I wouldn't say explicitly, but that is basically how most law lectures happen. You generally start with a basic rule such as the definition of a crime. Then you proceed to discussions of case law that explain nuances behind that rule. Rule: murder is killing people. Nuances: All these cases where killing people isn't murder. By starting with a simple rule, then proving that the rule is not simple, every lecture revolves around a single lie. That perspective on how every simple rule can in practice be expansive and difficult is probably the biggest and most useful takeaway of law school.
So the impression you got while teaching was that Asian students struggled to follow lectures that took the form of stating a generalization and then contradicting the generalization with non-central examples? E.g.:
Teacher: Murder is illegal.
Students: take notes
Teacher: A man kills another who was threatening him with a deadly weapon. Was this illegal?
Asian Students: silently unwilling to contradict the earlier statement from the classroom authority
I don't think that's an accurate generalization of Asian or any other culture. From what you've described, it sounds like you ran into was a very specific circumstance where you voiced an opinion about a real court decision which a student disagreed with, and they challenged you to justify that disagreement.

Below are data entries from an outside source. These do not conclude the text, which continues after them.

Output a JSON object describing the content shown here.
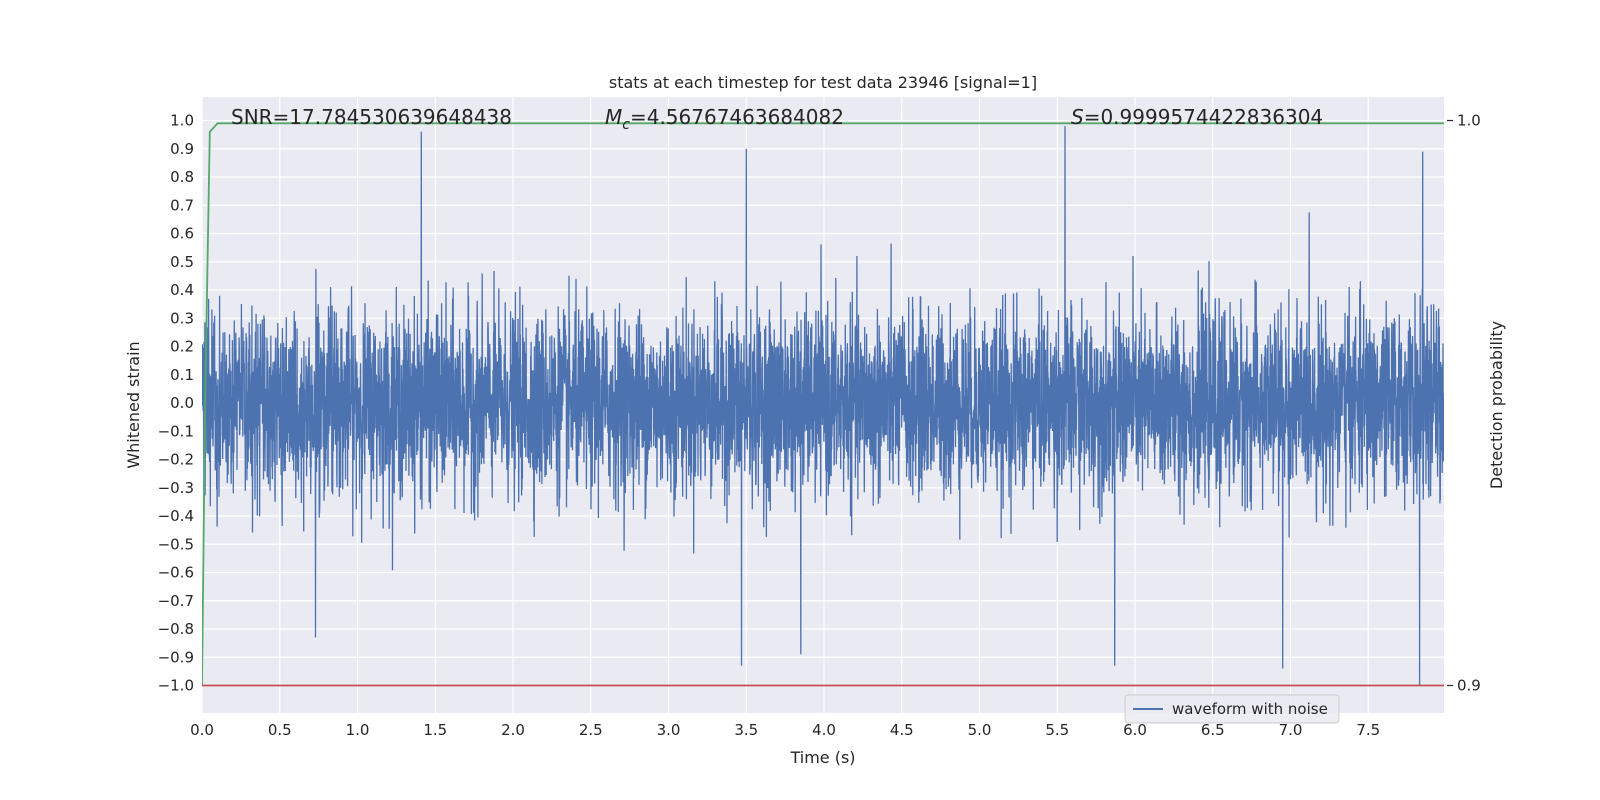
{
  "chart_data": {
    "type": "line",
    "title": "stats at each timestep for test data 23946 [signal=1]",
    "xlabel": "Time (s)",
    "ylabel": "Whitened strain",
    "ylabel_right": "Detection probability",
    "xlim": [
      0.0,
      8.0
    ],
    "ylim": [
      -1.05,
      1.1
    ],
    "ylim_right": [
      0.9,
      1.0
    ],
    "grid": true,
    "x_ticks": [
      "0.0",
      "0.5",
      "1.0",
      "1.5",
      "2.0",
      "2.5",
      "3.0",
      "3.5",
      "4.0",
      "4.5",
      "5.0",
      "5.5",
      "6.0",
      "6.5",
      "7.0",
      "7.5"
    ],
    "y_ticks": [
      "1.0",
      "0.9",
      "0.8",
      "0.7",
      "0.6",
      "0.5",
      "0.4",
      "0.3",
      "0.2",
      "0.1",
      "0.0",
      "−0.1",
      "−0.2",
      "−0.3",
      "−0.4",
      "−0.5",
      "−0.6",
      "−0.7",
      "−0.8",
      "−0.9",
      "−1.0"
    ],
    "y_right_ticks": [
      "1.0",
      "0.9"
    ],
    "annotations": {
      "snr": "SNR=17.784530639648438",
      "mc_symbol": "M",
      "mc_sub": "c",
      "mc_value": "=4.56767463684082",
      "s_symbol": "S",
      "s_value": "=0.9999574422836304"
    },
    "legend": {
      "placement": "lower-right",
      "entries": [
        "waveform with noise"
      ]
    },
    "series": [
      {
        "name": "waveform with noise",
        "color": "#4c72b0",
        "axis": "left",
        "description_values": {
          "x_range": [
            0.0,
            7.99
          ],
          "typical_amplitude": 0.35,
          "peaks": [
            {
              "x": 1.41,
              "y": 0.96
            },
            {
              "x": 3.5,
              "y": 0.9
            },
            {
              "x": 5.55,
              "y": 0.98
            },
            {
              "x": 7.85,
              "y": 0.89
            },
            {
              "x": 3.47,
              "y": -0.93
            },
            {
              "x": 3.85,
              "y": -0.89
            },
            {
              "x": 5.87,
              "y": -0.93
            },
            {
              "x": 6.95,
              "y": -0.94
            },
            {
              "x": 7.83,
              "y": -1.0
            },
            {
              "x": 0.73,
              "y": -0.83
            }
          ]
        }
      },
      {
        "color": "#55a868",
        "axis": "right",
        "points": [
          [
            0.0,
            0.9
          ],
          [
            0.02,
            0.95
          ],
          [
            0.05,
            0.998
          ],
          [
            0.1,
            0.9995
          ],
          [
            7.99,
            0.9995
          ]
        ]
      },
      {
        "color": "#c44e52",
        "axis": "left",
        "points": [
          [
            0.0,
            -1.0
          ],
          [
            8.0,
            -1.0
          ]
        ]
      }
    ]
  }
}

I wonder what OP's professor's experience was with various cultures. I would bet that nobody struggled to catch on to the game, even those raised with a relatively high default respect for authority who would usually be unwilling to challenge it.

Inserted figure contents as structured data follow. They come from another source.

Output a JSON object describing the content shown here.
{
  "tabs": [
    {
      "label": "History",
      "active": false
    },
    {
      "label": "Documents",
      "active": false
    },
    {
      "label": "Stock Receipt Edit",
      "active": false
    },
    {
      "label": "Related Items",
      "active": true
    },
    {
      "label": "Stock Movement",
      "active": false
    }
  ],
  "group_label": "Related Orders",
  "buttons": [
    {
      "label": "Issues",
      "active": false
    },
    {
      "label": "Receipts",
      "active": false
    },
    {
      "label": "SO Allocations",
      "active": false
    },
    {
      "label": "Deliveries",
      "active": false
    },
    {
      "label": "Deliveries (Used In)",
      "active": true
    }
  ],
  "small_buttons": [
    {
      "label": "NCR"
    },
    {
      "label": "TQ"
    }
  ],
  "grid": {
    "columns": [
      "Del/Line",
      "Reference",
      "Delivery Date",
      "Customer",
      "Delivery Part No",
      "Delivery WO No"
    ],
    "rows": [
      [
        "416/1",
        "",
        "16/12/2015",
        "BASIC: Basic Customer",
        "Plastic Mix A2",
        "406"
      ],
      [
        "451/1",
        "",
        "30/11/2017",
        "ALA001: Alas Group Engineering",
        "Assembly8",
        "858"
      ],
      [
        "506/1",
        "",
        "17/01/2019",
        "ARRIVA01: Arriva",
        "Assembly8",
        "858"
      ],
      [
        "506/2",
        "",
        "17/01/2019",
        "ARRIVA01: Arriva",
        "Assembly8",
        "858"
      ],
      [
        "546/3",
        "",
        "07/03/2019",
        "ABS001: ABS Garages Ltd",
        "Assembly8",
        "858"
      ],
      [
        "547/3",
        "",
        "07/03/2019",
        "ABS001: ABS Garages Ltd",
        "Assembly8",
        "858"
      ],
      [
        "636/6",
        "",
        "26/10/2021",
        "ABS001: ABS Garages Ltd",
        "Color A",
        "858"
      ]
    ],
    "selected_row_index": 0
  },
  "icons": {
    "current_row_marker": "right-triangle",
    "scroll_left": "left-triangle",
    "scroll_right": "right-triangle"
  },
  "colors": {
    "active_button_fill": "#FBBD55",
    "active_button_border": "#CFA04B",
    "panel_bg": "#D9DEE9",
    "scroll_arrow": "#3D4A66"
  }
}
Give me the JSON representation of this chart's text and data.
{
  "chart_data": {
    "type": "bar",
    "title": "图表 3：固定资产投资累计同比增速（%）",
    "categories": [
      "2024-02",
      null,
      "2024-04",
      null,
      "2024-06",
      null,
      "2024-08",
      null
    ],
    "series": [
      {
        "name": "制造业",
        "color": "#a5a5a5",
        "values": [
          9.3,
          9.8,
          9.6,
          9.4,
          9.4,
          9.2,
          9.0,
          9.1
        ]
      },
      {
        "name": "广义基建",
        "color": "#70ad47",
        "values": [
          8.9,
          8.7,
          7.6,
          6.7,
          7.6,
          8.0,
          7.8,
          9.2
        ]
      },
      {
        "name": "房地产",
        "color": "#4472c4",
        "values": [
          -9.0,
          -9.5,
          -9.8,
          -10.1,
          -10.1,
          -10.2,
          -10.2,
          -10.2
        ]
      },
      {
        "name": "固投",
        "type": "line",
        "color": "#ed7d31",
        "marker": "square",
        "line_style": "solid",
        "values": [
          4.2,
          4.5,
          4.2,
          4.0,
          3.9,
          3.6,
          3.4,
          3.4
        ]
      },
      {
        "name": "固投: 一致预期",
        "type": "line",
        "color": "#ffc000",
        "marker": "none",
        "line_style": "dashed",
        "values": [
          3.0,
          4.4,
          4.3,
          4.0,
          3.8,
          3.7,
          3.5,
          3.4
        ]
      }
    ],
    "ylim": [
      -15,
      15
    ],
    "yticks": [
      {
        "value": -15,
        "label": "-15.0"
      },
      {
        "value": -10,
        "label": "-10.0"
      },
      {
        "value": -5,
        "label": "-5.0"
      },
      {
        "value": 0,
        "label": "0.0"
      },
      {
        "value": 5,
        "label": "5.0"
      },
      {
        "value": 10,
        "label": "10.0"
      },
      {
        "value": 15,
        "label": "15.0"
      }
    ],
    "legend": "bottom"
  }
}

I said asian, children of asian immigrants. Both aspects, culture and recent immigration, are factors. That isn't all Asians ... whatever definition of "asian" you mean by that.

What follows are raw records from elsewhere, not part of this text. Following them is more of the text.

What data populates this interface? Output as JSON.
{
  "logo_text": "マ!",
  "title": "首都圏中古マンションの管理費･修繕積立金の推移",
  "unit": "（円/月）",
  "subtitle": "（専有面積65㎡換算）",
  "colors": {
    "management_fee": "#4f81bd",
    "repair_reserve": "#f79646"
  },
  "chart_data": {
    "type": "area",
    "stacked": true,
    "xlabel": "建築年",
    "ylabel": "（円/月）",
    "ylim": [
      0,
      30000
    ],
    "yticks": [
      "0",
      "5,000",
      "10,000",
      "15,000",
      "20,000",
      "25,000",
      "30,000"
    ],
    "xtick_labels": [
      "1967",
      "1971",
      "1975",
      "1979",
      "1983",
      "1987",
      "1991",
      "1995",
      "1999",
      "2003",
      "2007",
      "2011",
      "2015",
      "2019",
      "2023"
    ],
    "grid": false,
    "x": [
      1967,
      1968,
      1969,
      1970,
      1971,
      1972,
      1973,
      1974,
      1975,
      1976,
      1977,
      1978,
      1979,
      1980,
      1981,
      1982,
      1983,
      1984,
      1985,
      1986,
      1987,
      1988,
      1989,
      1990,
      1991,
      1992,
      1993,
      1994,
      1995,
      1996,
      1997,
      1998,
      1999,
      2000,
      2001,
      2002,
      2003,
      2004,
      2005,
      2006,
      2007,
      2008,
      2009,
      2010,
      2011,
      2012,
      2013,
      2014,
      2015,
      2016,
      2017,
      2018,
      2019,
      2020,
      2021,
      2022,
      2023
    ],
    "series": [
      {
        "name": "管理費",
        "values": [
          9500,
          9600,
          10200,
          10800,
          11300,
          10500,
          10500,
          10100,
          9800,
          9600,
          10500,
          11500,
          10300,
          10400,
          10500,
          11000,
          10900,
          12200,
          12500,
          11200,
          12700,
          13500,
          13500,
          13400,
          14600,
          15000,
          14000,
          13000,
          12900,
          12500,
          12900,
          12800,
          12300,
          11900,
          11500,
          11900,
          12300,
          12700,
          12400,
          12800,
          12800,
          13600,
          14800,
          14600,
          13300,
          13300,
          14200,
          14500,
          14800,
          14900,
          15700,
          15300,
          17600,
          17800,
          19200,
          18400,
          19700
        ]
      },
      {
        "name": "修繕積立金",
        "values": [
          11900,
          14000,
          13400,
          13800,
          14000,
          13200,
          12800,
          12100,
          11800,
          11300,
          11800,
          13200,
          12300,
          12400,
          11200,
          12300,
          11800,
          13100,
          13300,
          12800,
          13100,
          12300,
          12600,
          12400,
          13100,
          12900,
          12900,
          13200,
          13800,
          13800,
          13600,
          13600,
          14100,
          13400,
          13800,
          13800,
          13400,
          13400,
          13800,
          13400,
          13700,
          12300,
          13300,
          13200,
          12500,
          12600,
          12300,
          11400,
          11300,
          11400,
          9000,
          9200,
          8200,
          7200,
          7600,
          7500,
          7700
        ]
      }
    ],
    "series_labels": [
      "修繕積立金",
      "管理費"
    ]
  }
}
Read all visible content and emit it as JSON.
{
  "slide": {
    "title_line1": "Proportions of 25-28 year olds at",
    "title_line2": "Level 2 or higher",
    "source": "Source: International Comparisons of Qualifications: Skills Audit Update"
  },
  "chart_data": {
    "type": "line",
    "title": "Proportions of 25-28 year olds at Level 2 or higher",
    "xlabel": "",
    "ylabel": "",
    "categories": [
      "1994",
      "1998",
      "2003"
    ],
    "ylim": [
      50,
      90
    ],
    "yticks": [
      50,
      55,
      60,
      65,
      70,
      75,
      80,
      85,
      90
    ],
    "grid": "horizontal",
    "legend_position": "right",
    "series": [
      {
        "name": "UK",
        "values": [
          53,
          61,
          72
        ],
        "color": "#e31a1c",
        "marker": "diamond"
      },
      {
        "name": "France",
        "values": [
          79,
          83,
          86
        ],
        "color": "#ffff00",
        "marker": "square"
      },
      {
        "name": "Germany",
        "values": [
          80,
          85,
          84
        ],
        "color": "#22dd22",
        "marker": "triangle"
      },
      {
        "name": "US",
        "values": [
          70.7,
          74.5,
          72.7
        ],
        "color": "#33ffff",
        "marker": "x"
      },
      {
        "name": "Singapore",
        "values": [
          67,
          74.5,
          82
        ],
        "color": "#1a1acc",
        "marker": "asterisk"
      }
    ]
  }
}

Okay, but whatever the geographical/cultural/racial criteria is, it would be extremely surprising to me if a college-age population was stymied by contradiction of authority in a totally abstract, gamified context like OP describes. The whole "study hard to find the lie in the lecture" thing does not seem like some radical Western counter culture teaching method. Adult students will understand the intent and play along, yes, even first generation immigrants from Asia.
I think what you've described in your anecdote is a clash over a contradiction of real authority, opining that a judge was incorrect. I wouldn't be surprised if upbringing was a good predictor of the likelihood that a student question a teacher who questions somebody perceived as an even higher authority.
> I wouldn't say explicitly, but that is basically how most law lectures happen.
That's a qualitative difference.
For OP's prof, the students know from the beginning that if they catch the prof in a lie they "win the prize" per the explicit protocol. Even for a student like me who is reluctant to participate in such a lecture, I'd feel both a responsibility and a measure of safety in blurting out that I caught the prof in a lie!
For you, a critical mass of undergrads almost certainly didn't know how most law lectures happen. Maybe "arguing" with you gets them "the prize," but maybe it gets them in trouble, or just brings them more confusion, frustration, etc.
Or maybe-- just maybe-- this undefined behavior leads to a clever optimization that ends up deleting all their harddrives. (Sorry, I couldn't resist an undefined behavior joke.)